Production Operations
Multi-Cluster Patterns
A single cluster is simpler to operate. Multiple clusters add complexity — more control planes, more kubeconfigs, cross-cluster networking to solve. But beyond a certain scale or compliance requirement, multiple clusters become necessary. This guide covers when to split, the common patterns, and the tooling that makes fleet management tractable.
Why Multiple Clusters
| Driver | Why a separate cluster |
|---|---|
| Environment isolation | Dev, staging, prod on separate clusters — a misconfigured RBAC in dev doesn't touch prod. |
| Blast radius | A cluster-level incident (etcd corruption, bad upgrade) affects only that cluster's workloads. |
| Compliance / data residency | GDPR or regulatory requirements mandate workloads and data stay in a specific region or jurisdiction. |
| Multi-region availability | Run active clusters in us-east-1 and eu-west-1; route traffic to the healthy region during outages. |
| Team autonomy | Large orgs give platform teams their own cluster to avoid shared control plane contention. |
| Specialised hardware | GPU clusters for ML teams; ARM clusters for cost savings; FIPS clusters for defence workloads. |
Common Topologies
Multi-cluster topologies — hub-and-spoke vs. active-active
Hub-and-Spoke (GitOps)
Management Cluster
ArgoCD / Flux / Rancher
↓
prod-us
↓
prod-eu
↓
staging
Single pane for deploys. Management cluster pushes manifests to member clusters.

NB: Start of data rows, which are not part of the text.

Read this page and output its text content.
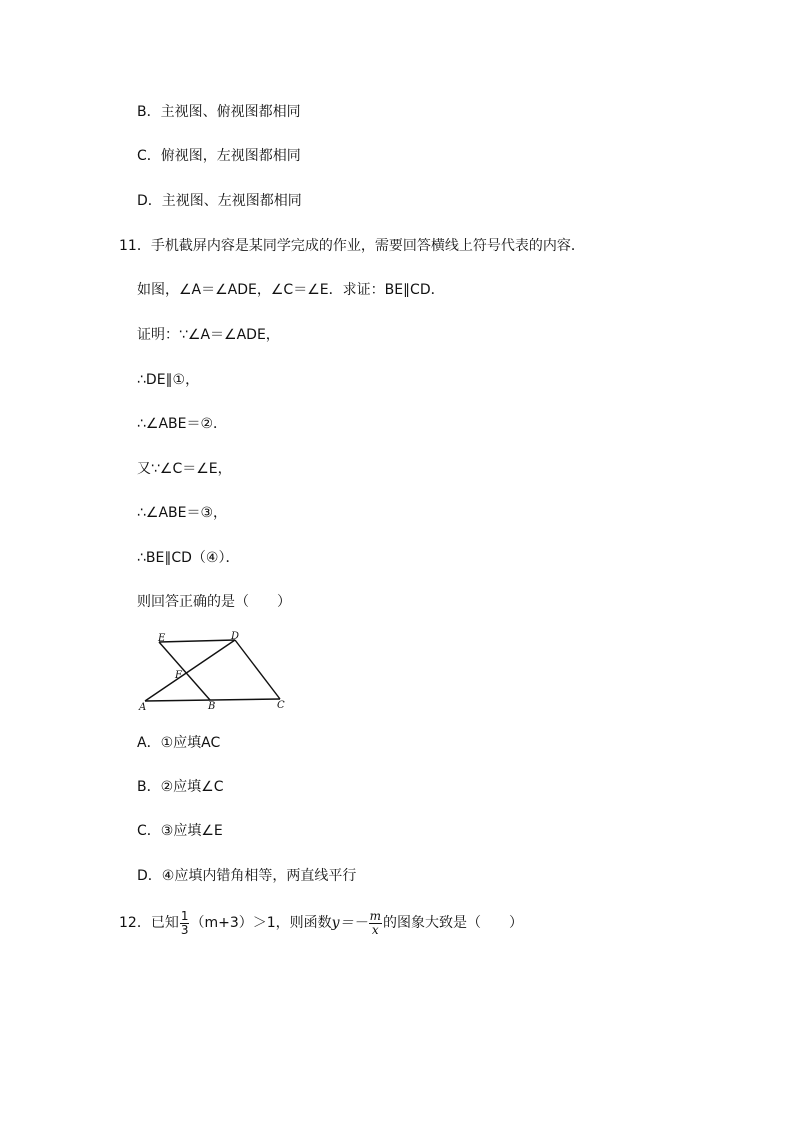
B．主视图、俯视图都相同
C．俯视图，左视图都相同
D．主视图、左视图都相同
11．手机截屏内容是某同学完成的作业，需要回答横线上符号代表的内容．
如图，∠A＝∠ADE，∠C＝∠E．求证：BE∥CD．
证明：∵∠A＝∠ADE，
∴DE∥①，
∴∠ABE＝②．
又∵∠C＝∠E，
∴∠ABE＝③，
∴BE∥CD（④）．
则回答正确的是（　　）
E	D
F
A	B	C
A．①应填AC
B．②应填∠C
C．③应填∠E
D．④应填内错角相等，两直线平行
12．已知 $\frac{1}{3} (m+3)>1$，则函数$y=- \frac{m}{x}$ 的图象大致是（　　）
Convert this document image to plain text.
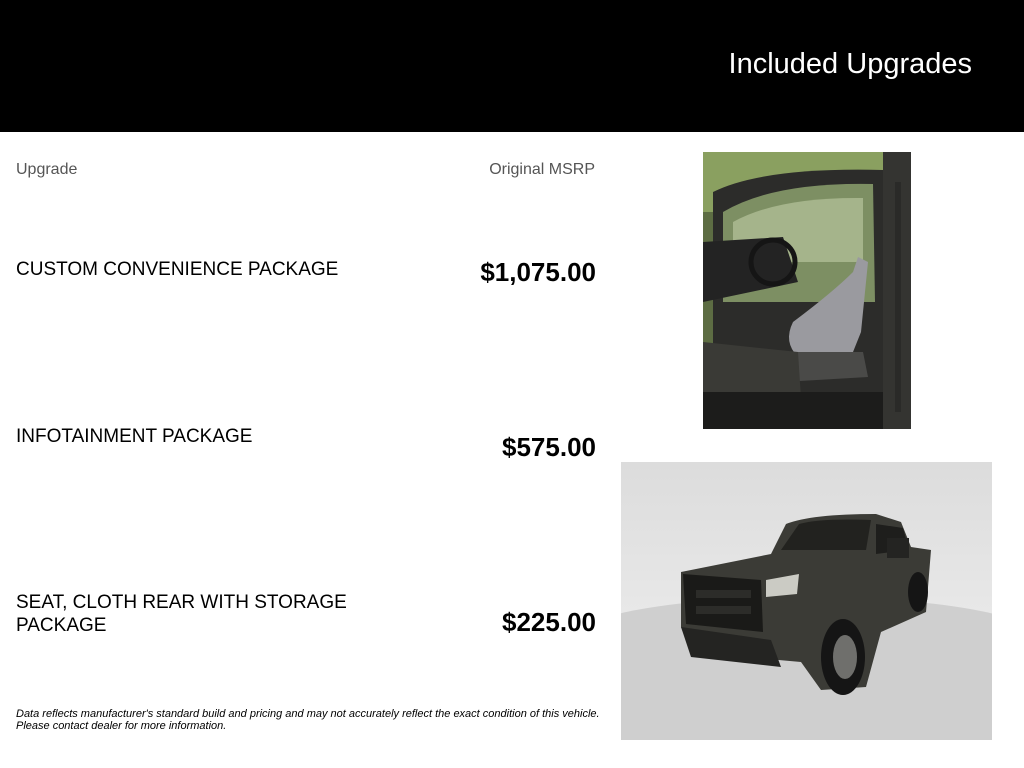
Included Upgrades
Upgrade	Original MSRP
CUSTOM CONVENIENCE PACKAGE	$1,075.00
INFOTAINMENT PACKAGE	$575.00
SEAT, CLOTH REAR WITH STORAGE PACKAGE	$225.00
Data reflects manufacturer's standard build and pricing and may not accurately reflect the exact condition of this vehicle. Please contact dealer for more information.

Active-Active (Multi-Region)
Global Load Balancer
AWS Route53 / Cloudflare
↓
us-east-1
cluster
cluster
↓
eu-west-1
cluster
cluster
Both serve traffic. Health-check failover routes to healthy region if one goes down.

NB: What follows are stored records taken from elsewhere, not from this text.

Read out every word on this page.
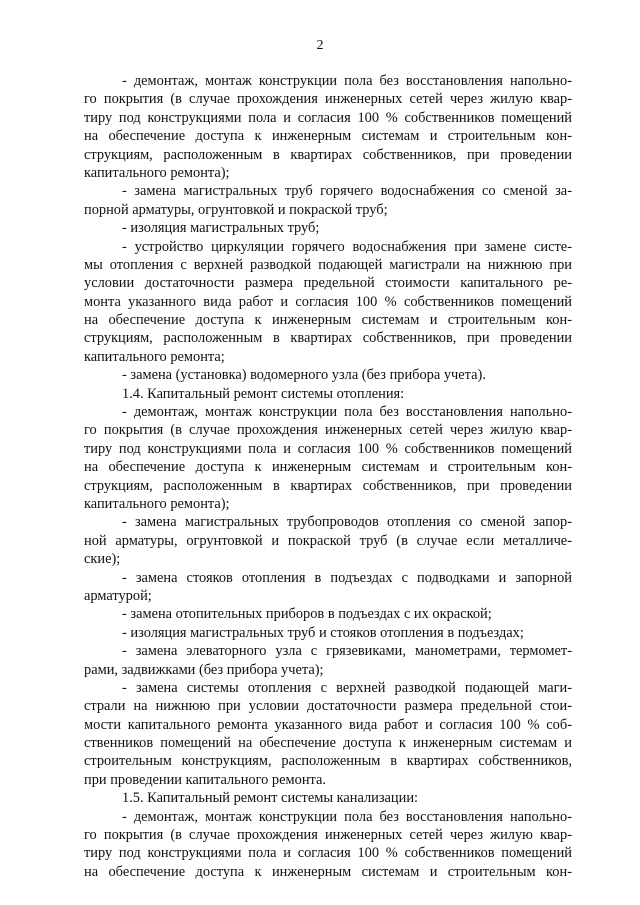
2
- демонтаж, монтаж конструкции пола без восстановления напольно-
го покрытия (в случае прохождения инженерных сетей через жилую квар-
тиру под конструкциями пола и согласия 100 % собственников помещений
на обеспечение доступа к инженерным системам и строительным кон-
струкциям, расположенным в квартирах собственников, при проведении
капитального ремонта);
- замена магистральных труб горячего водоснабжения со сменой за-
порной арматуры, огрунтовкой и покраской труб;
- изоляция магистральных труб;
- устройство циркуляции горячего водоснабжения при замене систе-
мы отопления с верхней разводкой подающей магистрали на нижнюю при
условии достаточности размера предельной стоимости капитального ре-
монта указанного вида работ и согласия 100 % собственников помещений
на обеспечение доступа к инженерным системам и строительным кон-
струкциям, расположенным в квартирах собственников, при проведении
капитального ремонта;
- замена (установка) водомерного узла (без прибора учета).
1.4. Капитальный ремонт системы отопления:
- демонтаж, монтаж конструкции пола без восстановления напольно-
го покрытия (в случае прохождения инженерных сетей через жилую квар-
тиру под конструкциями пола и согласия 100 % собственников помещений
на обеспечение доступа к инженерным системам и строительным кон-
струкциям, расположенным в квартирах собственников, при проведении
капитального ремонта);
- замена магистральных трубопроводов отопления со сменой запор-
ной арматуры, огрунтовкой и покраской труб (в случае если металличе-
ские);
- замена стояков отопления в подъездах с подводками и запорной
арматурой;
- замена отопительных приборов в подъездах с их окраской;
- изоляция магистральных труб и стояков отопления в подъездах;
- замена элеваторного узла с грязевиками, манометрами, термомет-
рами, задвижками (без прибора учета);
- замена системы отопления с верхней разводкой подающей маги-
страли на нижнюю при условии достаточности размера предельной стои-
мости капитального ремонта указанного вида работ и согласия 100 % соб-
ственников помещений на обеспечение доступа к инженерным системам и
строительным конструкциям, расположенным в квартирах собственников,
при проведении капитального ремонта.
1.5. Капитальный ремонт системы канализации:
- демонтаж, монтаж конструкции пола без восстановления напольно-
го покрытия (в случае прохождения инженерных сетей через жилую квар-
тиру под конструкциями пола и согласия 100 % собственников помещений
на обеспечение доступа к инженерным системам и строительным кон-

Hub-and-spoke: one management cluster deploys to many member clusters via GitOps. Active-active: multiple independent clusters behind a global load balancer for HA and low-latency routing.
Fleet Management
| Tool | Model | Best for |
|---|---|---|
| Cluster API (CAPI) | Declarative cluster lifecycle — create, upgrade, delete clusters via Kubernetes CRDs. | Homogeneous self-managed fleets. Infrastructure-as-code for clusters. |
| ArgoCD ApplicationSet | One ApplicationSet generates an ArgoCD Application per cluster from a template. | GitOps deployment to many clusters simultaneously. |
| Flux + Cluster API | Flux manages manifests; CAPI manages the clusters themselves. | Full lifecycle GitOps — both cluster and app config in git. |
| Rancher / Rancher MCM | UI + API for multi-cluster management, policies, and monitoring. | Ops teams needing a UI; mixed cloud environments. |
ArgoCD ApplicationSet — deploy to all prod clusters
apiVersion: argoproj.io/v1alpha1
kind: ApplicationSet
metadata:
name: myapp
namespace: argocd
spec:
generators:
- clusters:
selector:
matchLabels:
environment: production # targets all clusters labelled env=production
template:
metadata:
name: "myapp-{{name}}" # {{name}} = cluster name
spec:
project: default
source:
repoURL: https://github.com/myorg/gitops
targetRevision: main
path: apps/myapp/overlays/production
destination:
server: "{{server}}" # {{server}} = cluster API endpoint
namespace: myapp
syncPolicy:
automated:
prune: true
selfHeal: true
GitOps Multi-Cluster
The standard repo structure for multi-cluster GitOps: one folder per cluster or per environment, with a base and per-cluster overlays.
gitops-repo/
├── apps/
│ └── myapp/
│ ├── base/ ← shared manifests
│ │ ├── deployment.yaml
│ │ └── service.yaml
│ └── overlays/
│ ├── production-us/
│ │ └── kustomization.yaml ← us-specific patches (replicas, resources)
│ └── production-eu/
│ └── kustomization.yaml ← eu-specific patches
└── clusters/
├── prod-us/ ← ArgoCD/Flux cluster config
└── prod-eu/
Cross-Cluster Service Discovery
Kubernetes DNS (svc.cluster.local) is cluster-scoped — it cannot resolve services in other clusters. Options for cross-cluster service communication:
| Approach | How it works |
|---|---|
| External DNS + LoadBalancer | Each cluster exposes services via LoadBalancer; DNS resolves to the other cluster's LB IP. Simple but adds latency and LB cost. |
| Submariner | Extends K8s Service and DNS across clusters via IPSec tunnels. svc.cluster.local works cross-cluster. |
| Istio multi-cluster | East-west gateway between clusters. Service mesh spans multiple clusters; mTLS transparent to apps. |
| KubeFed ServiceExport/Import | Kubernetes SIG Multicluster API — export a Service from one cluster, import it into another. |
Traffic Splitting & Failover
AWS Route 53 — weighted multi-cluster routing
# Route 70% traffic to us-east-1 cluster, 30% to eu-west-1
aws route53 change-resource-record-sets --hosted-zone-id ZONE_ID \
--change-batch '{
"Changes": [
{"Action":"UPSERT","ResourceRecordSet":{
"Name":"api.example.com","Type":"A",
"SetIdentifier":"us-east-1",
"Weight":70,
"AliasTarget":{"DNSName":"us-east-1-alb.amazonaws.com","EvaluateTargetHealth":true,"HostedZoneId":"Z35SXDOTRQ7X7K"}
}},
{"Action":"UPSERT","ResourceRecordSet":{
"Name":"api.example.com","Type":"A",
"SetIdentifier":"eu-west-1",
"Weight":30,
"AliasTarget":{"DNSName":"eu-west-1-alb.amazonaws.com","EvaluateTargetHealth":true,"HostedZoneId":"Z32O12XQLNTSW2"}
}}
]
}'
kubeconfig & Context Management
# Merge multiple kubeconfigs
KUBECONFIG=~/.kube/prod-us.yaml:~/.kube/prod-eu.yaml:~/.kube/staging.yaml \
kubectl config view --flatten > ~/.kube/config
# List all contexts
kubectl config get-contexts
# Switch context
kubectl config use-context prod-us
# Run a command against a specific context without switching
kubectl --context=prod-eu get pods -n myapp
# Install kubectx for fast switching
brew install kubectx
kubectx prod-eu # switch cluster
kubens myapp # switch namespace